Prior to Lonesome Road's release, New Vegas developers Obsidian had crafted a trio of excellent DLC packs to support the main game. Dead Money, Honest Hearts and especially Old World Blues showed that Obsidian had real flair for developing unique, standalone adventures in the Fallout universe, and the hope was that Lonesome Road would see their work on the franchise end on a high note.
Sadly, it wasn't to be. Lonesome Road ignored what made New Vegas great - its stellar writing and quest design - in favour of highlighting the game's shonky combat. The DLC was a tiresome trudge through a detritus-lined canyon that bombarded the player with high-level enemies and mini-bosses, in what felt like a bad pastiche of the Borderlands games.
Frustratingly, the final conversation with Lonesome Road's villain is classic Fallout fare - weighty, thought-provoking and excellently written and acted.

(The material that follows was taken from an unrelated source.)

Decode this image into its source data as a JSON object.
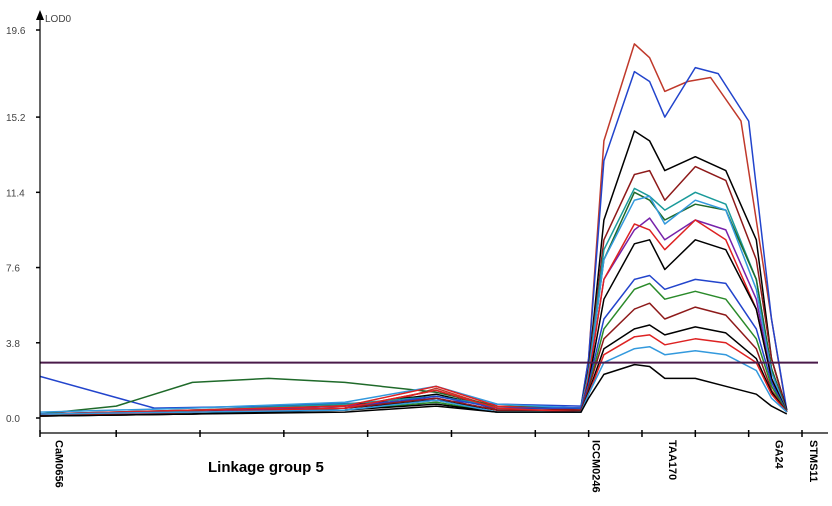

Yet it stands in such blatant contrast with the tedious, three-hour long gauntlet that precedes it, you can't help but wonder what might have been if Obsidian hadn't spent so much of the DLC's run-time playing against their strengths.
After the exquisitely crafted concertos of the prior DLCs, Lonesome Road sadly ensured that the New Vegas symphony ended on a brown note.